En matière de démographie, après avoir passé à la loupe les quelque 1.200 intercommunalités françaises, Olivier Portier relève "une rupture historique" marquée par un déclin de population dans des régions telles que la Normandie, les Hauts-de-France ou encore le Grand Est, quand d’autres progressent toujours (Paca) mais à un rythme moins soutenu. De fait, plutôt que d’une "diagonale du vide", c’est un Y qui apparait désormais sur les cartes, allant du Cotentin au Massif central pour ensuite remonter vers l’Est. En somme, "une nouvelle structuration de l’espace français". En parallèle, il pointe le dynamisme de l’Ouest et notamment des zones littorales... au sujet desquelles on évoquait régulièrement un "déclin démographique" dans les années 80. "Finalement, ces territoires ont moins souffert de la désindustrialisation", souligne Olivier Portier.

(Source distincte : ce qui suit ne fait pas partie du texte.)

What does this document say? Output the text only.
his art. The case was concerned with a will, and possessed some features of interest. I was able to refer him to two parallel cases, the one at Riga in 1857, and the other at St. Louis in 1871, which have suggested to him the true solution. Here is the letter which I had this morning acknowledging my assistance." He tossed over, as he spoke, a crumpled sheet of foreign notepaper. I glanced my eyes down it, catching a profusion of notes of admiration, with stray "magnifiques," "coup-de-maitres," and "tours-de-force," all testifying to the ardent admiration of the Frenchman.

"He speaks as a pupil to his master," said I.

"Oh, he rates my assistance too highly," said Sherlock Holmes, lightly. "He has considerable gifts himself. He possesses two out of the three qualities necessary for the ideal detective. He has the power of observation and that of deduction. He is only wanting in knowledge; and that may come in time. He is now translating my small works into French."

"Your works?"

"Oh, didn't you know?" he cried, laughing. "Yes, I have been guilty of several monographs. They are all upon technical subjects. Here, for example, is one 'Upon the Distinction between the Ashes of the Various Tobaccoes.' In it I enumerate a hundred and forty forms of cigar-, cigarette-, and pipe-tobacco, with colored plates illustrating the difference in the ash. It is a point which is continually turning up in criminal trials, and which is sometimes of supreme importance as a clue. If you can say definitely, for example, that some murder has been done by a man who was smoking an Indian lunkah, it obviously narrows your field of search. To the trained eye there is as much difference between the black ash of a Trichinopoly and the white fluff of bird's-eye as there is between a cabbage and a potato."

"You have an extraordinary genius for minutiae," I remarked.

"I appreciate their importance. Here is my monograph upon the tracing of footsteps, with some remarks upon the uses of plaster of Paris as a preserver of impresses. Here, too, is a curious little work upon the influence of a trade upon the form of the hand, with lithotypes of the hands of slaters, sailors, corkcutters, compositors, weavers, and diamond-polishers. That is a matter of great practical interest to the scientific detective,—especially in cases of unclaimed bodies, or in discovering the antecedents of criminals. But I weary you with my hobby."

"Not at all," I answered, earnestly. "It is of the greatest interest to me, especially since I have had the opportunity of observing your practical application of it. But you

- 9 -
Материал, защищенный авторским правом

Des métropoles pas toujours gagnantes
Et lorsqu’on aborde la question du solde migratoire, on découvre "une France hémiplégique" avec un grand quart Nord-Est en décroissance nette qui définit "une géographie de l’attractivité résidentielle". À cela s’ajoute le phénomène de vieillissement de la population qui, lui, touche davantage l’Ouest et le littoral atlantique, ou encore un aspect social qui s’illustre par une part de ménages isolés plus importante justement dans ce "Y du vide" décrit plus tôt. De fait, dans plus de 200 intercommunalités passées à la loupe, le nombre de ménages a été multiplié par 1,7 entre 1968 et 2021, faisant peser un poids supplémentaire sur la demande de logements. Au final, Olivier Portier décrit un paysage dans lequel les métropoles n’apparaissent pas systématiquement comme les grandes gagnantes des ces dynamiques territoriales nouvelles. "Elles polarisent beaucoup mais redistribuent beaucoup", résume l’analyste qui observe que ce sont le plus souvent les territoires frontaliers qui tirent le mieux leur épingle du jeu.

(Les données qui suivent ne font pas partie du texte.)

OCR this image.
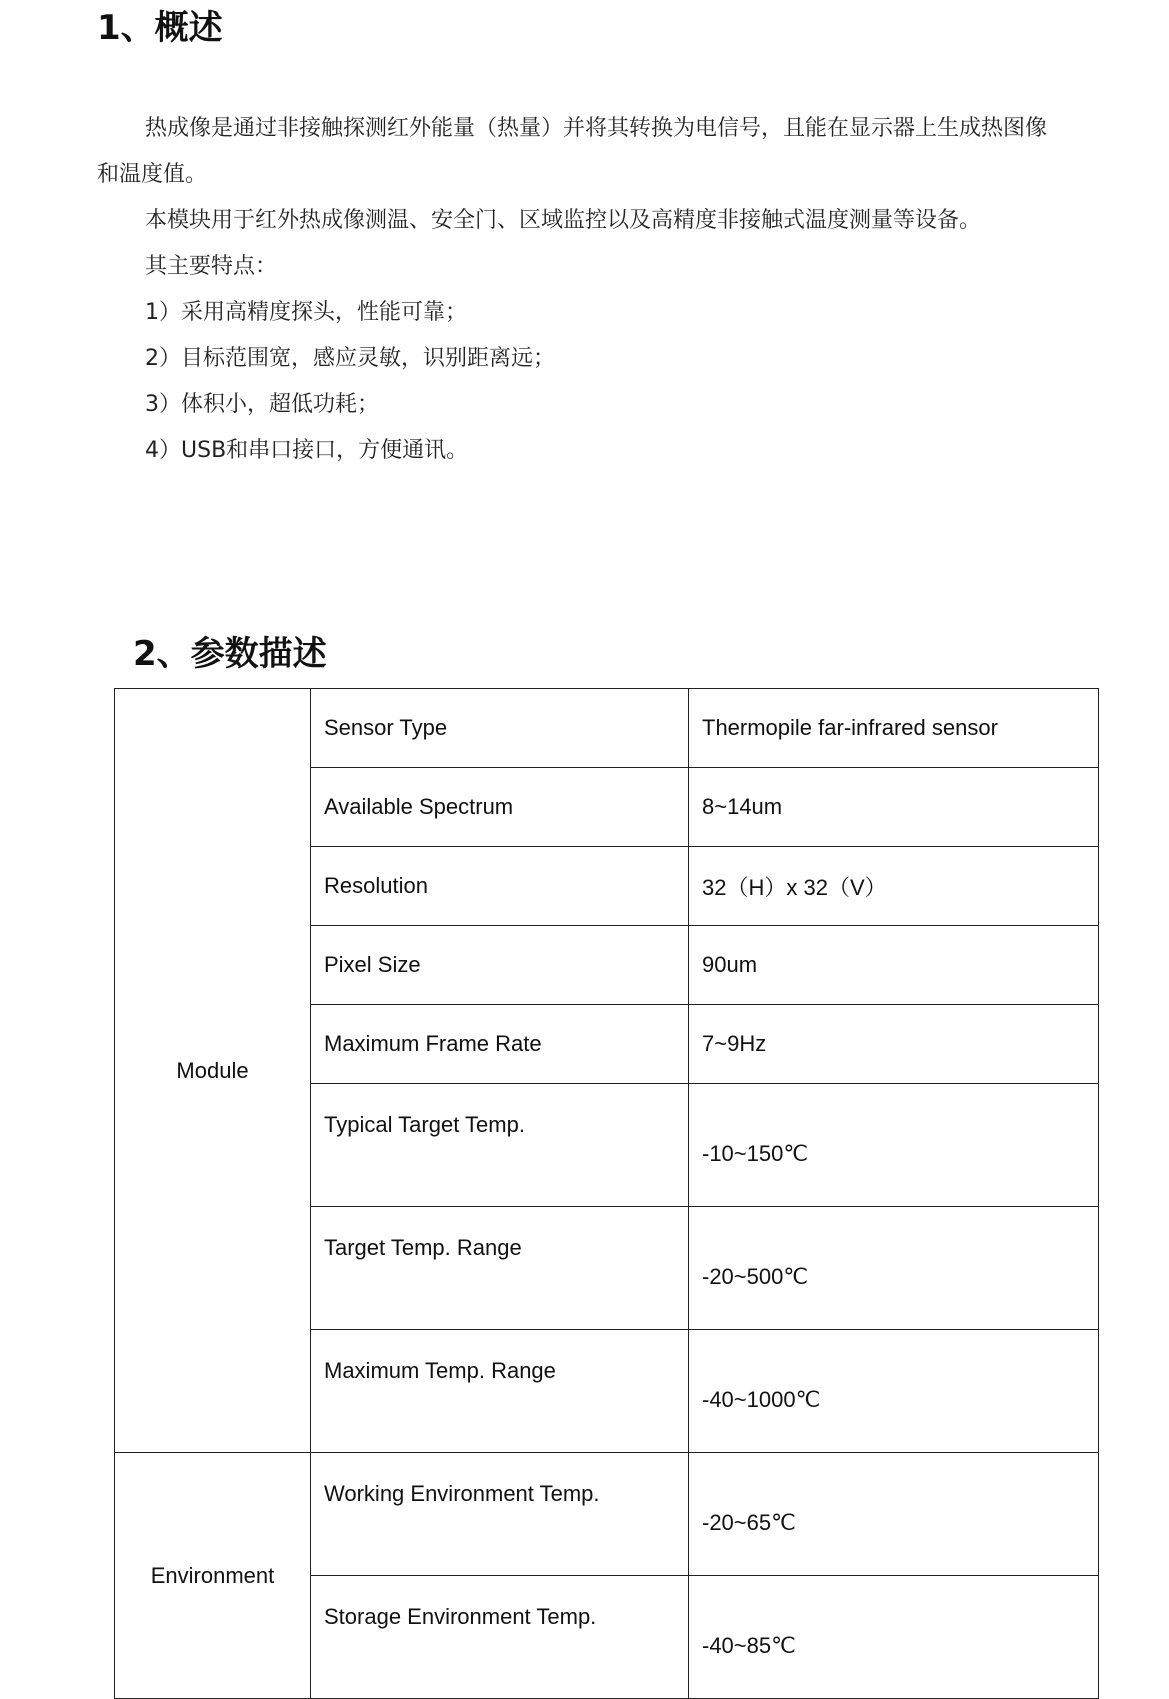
1、概述

热成像是通过非接触探测红外能量（热量）并将其转换为电信号，且能在显示器上生成热图像和温度值。

本模块用于红外热成像测温、安全门、区域监控以及高精度非接触式温度测量等设备。

其主要特点：

1）采用高精度探头，性能可靠；

2）目标范围宽，感应灵敏，识别距离远；

3）体积小，超低功耗；

4）USB和串口接口，方便通讯。

2、参数描述
Module	Sensor Type	Thermopile far-infrared sensor
	Available Spectrum	8~14um
	Resolution	32（H）x 32（V）
	Pixel Size	90um
	Maximum Frame Rate	7~9Hz
	Typical Target Temp.	-10~150℃
	Target Temp. Range	-20~500℃
	Maximum Temp. Range	-40~1000℃
Environment	Working Environment Temp.	-20~65℃
	Storage Environment Temp.	-40~85℃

Quelles leçons en tirer pour l’avenir ? L’insee anticipe déjà une progression démographique en Île-de-France et un grand quart Nord-Est perdant inexorablement des habitants. Une situation qui pourrait cependant être réévaluée à l’aune du changement climatique et de son impact sur les choix de lieux de résidence des Français. En résumé, le climat rebat les cartes de l’attractivité résidentielle en favorisant, paradoxalement... les territoires aujourd’hui envisagés comme en perte de vitesse sur le plan de l’attractivité, notamment dans le nord-ouest de l’Hexagone.